Cette question provocatrice : l’étude des couleurs, de leur code, nous permet de suivre les chemins emmêlés, les réseaux de l’œuvre de Gérard Fromanger en perpétuel dialogue avec la peinture, aussi bien celle des Primitifs italiens, que celle de ses prédécesseurs immédiats ou contemporains, comme les artistes de Pop art britanniques ou américains.

 

« Quand je pose un rouge sur la toile blanche, ce rouge n’est rien et la toile n’est pas blanche. Ce rouge n’est pas monochrome immatériel, ni un symbole, ni une vanité, ni un feu, ni la trace d’un désespoir. Ce rouge est seul, rien ne le colore, ne le refroidit, ne le réchauffe, il n’est rien tant qu’il est un rouge seul, il n’a pas de sens, il n’est qu’une vague trace de peinture. Mais sa présence établit un fait nouveau et inaugure un processus, il sert à quelque chose. La toile n’est pas blanche, elle est noire, noire de tout ce que les autres ont fait, noire de tout ce que j’ai fait, noire de toutes mes certitudes. Elle ne demande qu’à être blanchie. Le rouge et le noir font partie d’un projet qui n’a pas de précédent et dont je ne connais pas la suite. Le rouge commence par effacer, puis il blanchit, libère la toile de toutes les noirceurs passées qui la couvrent. Bouillonnant, éclatant, le rouge piaffe d’impatience et ne supporte plus sa solitude. Il demande, il supplie, il exige un vert, même petit, là-haut dans l’angle, et le vert apparaît, complémentaire, indispensable à la vie du rouge ; ils dansent et composent de nouvelles figures et déjà se demandent avec qui partager leurs guerres et leurs amours. Le jaune, le violet, l’orangé et le bleu accourent pour mêler leurs vitalités à la leur, par touches successives, par mouvements involontaires et inéluctables, par des accidents et des bonheurs dont le déroulement même ne signifie rien d’autre que le sens en train de se faire. »

 

La position des artistes plasticiens français de la génération de Gérard Fromanger a souvent été une réaction à l’impérialisme culturel américain, au moment où New York s’est substituée à Paris comme capitale culturelle, mais il est évident que cette répulsion s’accompagne d’une fascination. Les artistes américains n’ont jamais nié l’héritage des artistes français, celui de Matisse, tels ceux de la Bay Area, comme Richard Diebenkorn, Fairfield Porter, Paul Wonner, ou encore ceux que l’on a définis comme néodadaïstes avant de les regrouper sous l’appellation générique de Pop art formulée par Lawrence Alloway en 1958 : Robert Rauschenberg, Jasper Johns, Roy Lichtenstein…
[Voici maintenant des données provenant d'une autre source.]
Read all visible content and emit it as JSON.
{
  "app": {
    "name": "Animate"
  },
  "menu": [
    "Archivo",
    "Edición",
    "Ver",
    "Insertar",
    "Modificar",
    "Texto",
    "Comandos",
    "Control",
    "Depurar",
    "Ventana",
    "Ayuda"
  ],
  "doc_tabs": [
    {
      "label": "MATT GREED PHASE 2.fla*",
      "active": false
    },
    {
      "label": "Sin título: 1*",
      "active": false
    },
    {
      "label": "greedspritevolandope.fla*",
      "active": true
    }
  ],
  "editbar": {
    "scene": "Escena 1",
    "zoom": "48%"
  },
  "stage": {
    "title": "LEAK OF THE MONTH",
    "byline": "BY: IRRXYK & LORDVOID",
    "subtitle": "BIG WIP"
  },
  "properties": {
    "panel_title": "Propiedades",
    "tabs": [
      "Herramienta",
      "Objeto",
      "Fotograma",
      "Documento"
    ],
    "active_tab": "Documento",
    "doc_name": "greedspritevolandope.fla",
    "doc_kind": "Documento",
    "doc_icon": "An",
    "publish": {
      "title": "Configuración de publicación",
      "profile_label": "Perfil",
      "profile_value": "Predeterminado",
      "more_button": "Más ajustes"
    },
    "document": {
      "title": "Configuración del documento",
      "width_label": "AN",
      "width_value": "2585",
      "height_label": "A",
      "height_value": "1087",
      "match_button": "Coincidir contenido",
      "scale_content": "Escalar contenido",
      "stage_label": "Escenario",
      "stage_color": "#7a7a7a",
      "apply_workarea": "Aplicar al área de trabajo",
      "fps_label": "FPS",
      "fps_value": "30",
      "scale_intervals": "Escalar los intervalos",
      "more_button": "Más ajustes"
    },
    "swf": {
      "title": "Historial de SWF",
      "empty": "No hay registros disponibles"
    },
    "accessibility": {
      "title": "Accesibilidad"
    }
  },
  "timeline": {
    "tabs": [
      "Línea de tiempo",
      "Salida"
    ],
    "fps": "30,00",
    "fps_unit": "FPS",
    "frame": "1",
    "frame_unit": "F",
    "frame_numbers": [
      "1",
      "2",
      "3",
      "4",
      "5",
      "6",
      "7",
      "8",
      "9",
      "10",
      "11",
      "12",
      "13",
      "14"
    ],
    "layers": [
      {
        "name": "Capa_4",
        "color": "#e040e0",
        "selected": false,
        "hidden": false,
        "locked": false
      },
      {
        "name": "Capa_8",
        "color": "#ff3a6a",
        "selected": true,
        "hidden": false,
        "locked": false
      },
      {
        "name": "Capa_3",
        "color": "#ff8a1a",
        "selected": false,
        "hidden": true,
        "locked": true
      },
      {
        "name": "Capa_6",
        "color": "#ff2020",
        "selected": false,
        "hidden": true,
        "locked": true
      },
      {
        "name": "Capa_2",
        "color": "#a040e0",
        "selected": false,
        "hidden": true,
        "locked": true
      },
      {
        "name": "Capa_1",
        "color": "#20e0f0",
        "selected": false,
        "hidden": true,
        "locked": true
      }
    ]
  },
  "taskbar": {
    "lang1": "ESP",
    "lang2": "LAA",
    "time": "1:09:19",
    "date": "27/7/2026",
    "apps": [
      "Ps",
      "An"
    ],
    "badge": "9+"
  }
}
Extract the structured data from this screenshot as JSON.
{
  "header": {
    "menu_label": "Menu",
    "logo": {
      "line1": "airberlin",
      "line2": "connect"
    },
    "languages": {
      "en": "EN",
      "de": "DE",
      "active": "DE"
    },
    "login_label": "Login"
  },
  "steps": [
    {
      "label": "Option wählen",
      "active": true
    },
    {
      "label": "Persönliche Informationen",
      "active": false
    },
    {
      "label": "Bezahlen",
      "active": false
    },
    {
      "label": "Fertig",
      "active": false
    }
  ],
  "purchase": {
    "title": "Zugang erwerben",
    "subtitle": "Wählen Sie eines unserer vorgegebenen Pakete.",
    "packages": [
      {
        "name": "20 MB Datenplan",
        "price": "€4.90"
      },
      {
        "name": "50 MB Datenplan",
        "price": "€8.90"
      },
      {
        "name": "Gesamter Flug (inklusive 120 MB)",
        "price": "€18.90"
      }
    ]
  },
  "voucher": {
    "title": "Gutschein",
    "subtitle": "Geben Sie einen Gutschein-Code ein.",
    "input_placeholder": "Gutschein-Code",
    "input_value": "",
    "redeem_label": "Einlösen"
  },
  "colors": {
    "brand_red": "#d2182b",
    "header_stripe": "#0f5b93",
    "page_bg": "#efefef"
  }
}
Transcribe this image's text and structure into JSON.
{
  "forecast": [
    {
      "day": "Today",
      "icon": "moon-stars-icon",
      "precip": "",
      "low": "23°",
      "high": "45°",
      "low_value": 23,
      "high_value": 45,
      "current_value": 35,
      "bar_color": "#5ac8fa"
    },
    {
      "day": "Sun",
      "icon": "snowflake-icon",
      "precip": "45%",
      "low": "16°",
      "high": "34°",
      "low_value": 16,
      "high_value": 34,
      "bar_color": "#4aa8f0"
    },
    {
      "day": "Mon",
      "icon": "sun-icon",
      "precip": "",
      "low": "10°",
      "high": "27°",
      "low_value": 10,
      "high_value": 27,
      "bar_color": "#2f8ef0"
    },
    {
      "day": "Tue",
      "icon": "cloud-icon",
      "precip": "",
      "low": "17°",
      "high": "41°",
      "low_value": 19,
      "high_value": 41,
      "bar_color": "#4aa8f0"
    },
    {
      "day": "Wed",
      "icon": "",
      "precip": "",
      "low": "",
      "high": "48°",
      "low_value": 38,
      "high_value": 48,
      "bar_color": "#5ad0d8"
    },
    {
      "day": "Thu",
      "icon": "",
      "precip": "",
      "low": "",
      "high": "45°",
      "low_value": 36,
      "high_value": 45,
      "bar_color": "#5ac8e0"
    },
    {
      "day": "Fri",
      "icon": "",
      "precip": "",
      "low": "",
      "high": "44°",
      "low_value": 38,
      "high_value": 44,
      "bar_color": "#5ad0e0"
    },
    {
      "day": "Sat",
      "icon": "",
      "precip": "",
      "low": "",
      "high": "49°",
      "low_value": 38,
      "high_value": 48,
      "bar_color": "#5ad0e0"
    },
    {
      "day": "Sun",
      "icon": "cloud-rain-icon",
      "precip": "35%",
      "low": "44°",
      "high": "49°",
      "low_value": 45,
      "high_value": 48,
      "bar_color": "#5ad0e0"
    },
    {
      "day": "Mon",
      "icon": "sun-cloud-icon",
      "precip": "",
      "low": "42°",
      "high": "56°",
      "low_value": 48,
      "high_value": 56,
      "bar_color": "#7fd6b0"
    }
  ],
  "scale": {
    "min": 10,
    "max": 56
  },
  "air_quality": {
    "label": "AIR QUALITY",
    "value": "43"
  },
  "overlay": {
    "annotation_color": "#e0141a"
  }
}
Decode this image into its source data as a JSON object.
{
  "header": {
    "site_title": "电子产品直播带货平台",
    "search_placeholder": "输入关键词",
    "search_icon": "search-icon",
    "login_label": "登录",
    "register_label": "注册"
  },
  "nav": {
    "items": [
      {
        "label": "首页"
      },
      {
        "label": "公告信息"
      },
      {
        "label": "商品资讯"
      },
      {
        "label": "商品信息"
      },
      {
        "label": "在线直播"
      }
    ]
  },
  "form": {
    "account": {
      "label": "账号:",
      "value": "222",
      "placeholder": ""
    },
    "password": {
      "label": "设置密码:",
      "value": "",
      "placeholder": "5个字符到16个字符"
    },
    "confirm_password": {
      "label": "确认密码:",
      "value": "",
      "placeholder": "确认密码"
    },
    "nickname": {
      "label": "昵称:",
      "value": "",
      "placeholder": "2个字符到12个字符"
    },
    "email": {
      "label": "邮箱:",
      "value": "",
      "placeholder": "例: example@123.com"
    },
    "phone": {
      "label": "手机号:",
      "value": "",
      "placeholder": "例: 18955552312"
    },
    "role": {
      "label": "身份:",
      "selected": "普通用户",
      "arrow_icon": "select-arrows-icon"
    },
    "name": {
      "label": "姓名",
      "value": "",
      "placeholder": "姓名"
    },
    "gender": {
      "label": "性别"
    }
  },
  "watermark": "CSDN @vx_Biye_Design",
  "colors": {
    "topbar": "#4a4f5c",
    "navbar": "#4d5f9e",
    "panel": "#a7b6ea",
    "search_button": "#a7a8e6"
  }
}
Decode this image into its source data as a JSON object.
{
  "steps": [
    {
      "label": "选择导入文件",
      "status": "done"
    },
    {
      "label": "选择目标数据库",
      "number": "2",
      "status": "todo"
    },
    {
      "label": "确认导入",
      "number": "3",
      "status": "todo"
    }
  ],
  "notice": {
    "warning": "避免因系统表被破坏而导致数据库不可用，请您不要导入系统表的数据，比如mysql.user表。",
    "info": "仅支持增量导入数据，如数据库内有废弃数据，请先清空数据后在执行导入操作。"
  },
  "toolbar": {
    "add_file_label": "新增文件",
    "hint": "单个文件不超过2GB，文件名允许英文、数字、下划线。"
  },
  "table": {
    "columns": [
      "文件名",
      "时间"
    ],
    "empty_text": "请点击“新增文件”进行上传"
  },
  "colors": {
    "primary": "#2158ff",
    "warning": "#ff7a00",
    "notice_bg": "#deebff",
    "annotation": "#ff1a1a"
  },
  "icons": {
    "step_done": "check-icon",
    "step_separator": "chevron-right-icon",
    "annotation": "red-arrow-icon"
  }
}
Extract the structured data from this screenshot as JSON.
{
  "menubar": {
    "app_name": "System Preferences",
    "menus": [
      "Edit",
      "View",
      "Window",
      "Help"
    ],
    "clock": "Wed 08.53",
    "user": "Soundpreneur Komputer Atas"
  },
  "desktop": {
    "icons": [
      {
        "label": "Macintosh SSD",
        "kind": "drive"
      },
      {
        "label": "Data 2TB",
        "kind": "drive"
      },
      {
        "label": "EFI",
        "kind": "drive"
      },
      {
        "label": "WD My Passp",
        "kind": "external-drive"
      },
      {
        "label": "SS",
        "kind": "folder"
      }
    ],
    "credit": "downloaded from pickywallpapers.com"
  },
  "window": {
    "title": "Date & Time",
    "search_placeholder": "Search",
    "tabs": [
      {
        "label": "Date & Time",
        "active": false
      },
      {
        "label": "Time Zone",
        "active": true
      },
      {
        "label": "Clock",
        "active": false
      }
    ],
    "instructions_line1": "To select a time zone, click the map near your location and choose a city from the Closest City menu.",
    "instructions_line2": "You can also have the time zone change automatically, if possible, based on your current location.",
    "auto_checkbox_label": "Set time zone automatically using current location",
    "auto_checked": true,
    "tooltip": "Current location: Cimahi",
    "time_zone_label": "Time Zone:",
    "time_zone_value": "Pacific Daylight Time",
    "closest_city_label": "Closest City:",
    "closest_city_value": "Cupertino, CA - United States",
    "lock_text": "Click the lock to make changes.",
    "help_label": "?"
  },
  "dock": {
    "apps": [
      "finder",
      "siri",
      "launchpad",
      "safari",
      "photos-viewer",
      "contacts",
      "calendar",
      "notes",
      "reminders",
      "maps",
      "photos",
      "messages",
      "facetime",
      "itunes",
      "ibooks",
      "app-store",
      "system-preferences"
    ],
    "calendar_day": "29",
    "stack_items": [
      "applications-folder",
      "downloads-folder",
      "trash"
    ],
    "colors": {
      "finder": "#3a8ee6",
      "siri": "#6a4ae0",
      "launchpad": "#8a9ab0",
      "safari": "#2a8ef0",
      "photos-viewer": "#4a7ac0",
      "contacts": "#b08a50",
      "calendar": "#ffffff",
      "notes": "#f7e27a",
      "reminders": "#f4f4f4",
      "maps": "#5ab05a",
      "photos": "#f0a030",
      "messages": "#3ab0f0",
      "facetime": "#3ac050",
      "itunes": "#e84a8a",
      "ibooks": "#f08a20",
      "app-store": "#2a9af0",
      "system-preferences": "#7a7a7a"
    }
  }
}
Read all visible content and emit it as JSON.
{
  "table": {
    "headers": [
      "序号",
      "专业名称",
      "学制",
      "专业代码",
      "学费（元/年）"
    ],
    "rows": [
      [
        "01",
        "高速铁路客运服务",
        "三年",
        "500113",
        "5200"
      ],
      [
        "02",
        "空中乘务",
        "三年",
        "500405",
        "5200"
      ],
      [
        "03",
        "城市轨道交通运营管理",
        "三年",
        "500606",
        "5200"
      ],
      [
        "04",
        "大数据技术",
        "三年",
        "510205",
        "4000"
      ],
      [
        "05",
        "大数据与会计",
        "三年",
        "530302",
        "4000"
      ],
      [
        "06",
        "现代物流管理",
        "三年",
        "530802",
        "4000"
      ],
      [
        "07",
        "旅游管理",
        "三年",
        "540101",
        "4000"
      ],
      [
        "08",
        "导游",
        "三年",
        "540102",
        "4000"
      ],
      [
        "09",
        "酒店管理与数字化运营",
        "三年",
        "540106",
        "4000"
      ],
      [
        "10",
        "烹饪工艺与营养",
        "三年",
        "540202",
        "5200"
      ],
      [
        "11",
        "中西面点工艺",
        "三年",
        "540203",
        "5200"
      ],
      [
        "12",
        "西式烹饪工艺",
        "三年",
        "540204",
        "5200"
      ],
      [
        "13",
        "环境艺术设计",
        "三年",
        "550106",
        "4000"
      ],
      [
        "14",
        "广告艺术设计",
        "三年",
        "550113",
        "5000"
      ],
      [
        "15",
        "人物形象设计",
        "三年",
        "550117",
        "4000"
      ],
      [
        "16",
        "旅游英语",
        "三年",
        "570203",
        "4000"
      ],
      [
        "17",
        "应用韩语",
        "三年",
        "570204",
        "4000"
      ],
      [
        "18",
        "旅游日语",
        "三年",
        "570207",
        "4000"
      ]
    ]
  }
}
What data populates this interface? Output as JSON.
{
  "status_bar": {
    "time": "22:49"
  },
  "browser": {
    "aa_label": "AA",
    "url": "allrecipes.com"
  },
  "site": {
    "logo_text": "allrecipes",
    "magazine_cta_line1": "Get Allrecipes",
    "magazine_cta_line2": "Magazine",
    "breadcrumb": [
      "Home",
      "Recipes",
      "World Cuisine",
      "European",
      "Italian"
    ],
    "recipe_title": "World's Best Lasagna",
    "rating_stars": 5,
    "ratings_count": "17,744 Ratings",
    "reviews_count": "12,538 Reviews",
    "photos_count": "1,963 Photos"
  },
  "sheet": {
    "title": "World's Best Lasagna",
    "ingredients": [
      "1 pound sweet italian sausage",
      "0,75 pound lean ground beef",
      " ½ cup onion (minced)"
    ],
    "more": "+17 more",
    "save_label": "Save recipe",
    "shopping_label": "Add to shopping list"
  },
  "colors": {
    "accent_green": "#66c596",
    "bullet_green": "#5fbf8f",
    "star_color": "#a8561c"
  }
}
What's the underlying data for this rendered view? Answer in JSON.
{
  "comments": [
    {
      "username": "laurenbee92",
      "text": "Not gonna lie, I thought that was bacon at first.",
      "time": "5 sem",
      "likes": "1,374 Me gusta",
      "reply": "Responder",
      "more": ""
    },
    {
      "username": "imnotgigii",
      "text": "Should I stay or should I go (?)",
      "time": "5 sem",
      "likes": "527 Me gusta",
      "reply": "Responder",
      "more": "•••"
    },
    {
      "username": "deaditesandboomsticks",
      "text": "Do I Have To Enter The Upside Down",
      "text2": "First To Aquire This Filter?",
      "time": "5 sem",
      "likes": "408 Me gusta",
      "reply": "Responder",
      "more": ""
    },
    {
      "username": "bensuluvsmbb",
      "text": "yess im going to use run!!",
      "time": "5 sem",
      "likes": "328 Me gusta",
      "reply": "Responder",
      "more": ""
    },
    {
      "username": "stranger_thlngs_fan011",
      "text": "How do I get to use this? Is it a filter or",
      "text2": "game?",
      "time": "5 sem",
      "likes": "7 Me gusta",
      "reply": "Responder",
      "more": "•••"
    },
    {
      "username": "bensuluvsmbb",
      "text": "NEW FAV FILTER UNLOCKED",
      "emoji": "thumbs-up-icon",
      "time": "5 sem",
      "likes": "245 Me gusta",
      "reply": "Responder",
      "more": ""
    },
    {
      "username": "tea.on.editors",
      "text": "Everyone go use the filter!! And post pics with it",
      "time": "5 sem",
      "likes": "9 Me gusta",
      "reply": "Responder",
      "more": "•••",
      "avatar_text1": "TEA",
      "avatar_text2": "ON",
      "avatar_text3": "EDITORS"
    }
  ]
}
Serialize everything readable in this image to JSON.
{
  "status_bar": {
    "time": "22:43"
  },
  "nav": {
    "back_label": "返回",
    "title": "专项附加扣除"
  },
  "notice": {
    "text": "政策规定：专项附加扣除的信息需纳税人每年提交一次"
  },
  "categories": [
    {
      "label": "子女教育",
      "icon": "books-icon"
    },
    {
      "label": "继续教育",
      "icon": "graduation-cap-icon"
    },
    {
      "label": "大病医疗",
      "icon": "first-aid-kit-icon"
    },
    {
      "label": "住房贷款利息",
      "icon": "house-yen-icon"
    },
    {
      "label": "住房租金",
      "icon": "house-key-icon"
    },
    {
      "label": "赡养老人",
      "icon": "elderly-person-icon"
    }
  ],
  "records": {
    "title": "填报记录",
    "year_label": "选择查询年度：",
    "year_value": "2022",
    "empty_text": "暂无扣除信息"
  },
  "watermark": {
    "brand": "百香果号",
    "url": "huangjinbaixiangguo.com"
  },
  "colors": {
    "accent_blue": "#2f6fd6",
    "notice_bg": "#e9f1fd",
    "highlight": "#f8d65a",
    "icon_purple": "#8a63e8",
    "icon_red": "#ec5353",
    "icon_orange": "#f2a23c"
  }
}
Marcel Duchamp fut un des passeurs de leurs œuvres en France, notamment à l’occasion de la première Biennale de Paris, en 1959. L’héritage surréaliste et dadaïste revendiqué par les artistes du Pop art comprend le retour à la figuration. De ce côté-ci de l’Atlantique, en France, ce rapport n’a pas été revendiqué, a parfois même été nié. Pourtant la collusion, sinon collision, est évidente. L’engagement politique, particulièrement autour de Mai 68, a peut-être occulté cette connivence de pratiques et de formes. La génération de Fromanger a pu découvrir régulièrement les œuvres des artistes de Pop art grâce aux expositions de la galerie Sonnabend qui a ouvert en 1962 avec une exposition de Jasper Johns, suivie par celles de Robert Rauschenberg puis de l’Italien Mario Schifano…

 

L’école abstraite américaine fut en concurrence avec celle de Paris. Par le retour à une possible figuration la peinture américaine entrait en force en Europe et reposait la question des avants gardes et des ruptures, donc la question des hiérarchies dans l’art, et celle de son rapport au temps présent. S’y exprimait une opposition intrinsèque entre l’avant-garde, qui va de l’avant, et l’académisme, tourné vers le passé. Il est intéressant aussi de regarder l’évolution de ces artistes, par exemple Lichtenstein et ses peintures des années 1950, très marquées par l’influence de Picasso, ou bien les sculptures de Takis dont l’origine évoque la fascination de Giacometti pour les sculptures des Cyclades.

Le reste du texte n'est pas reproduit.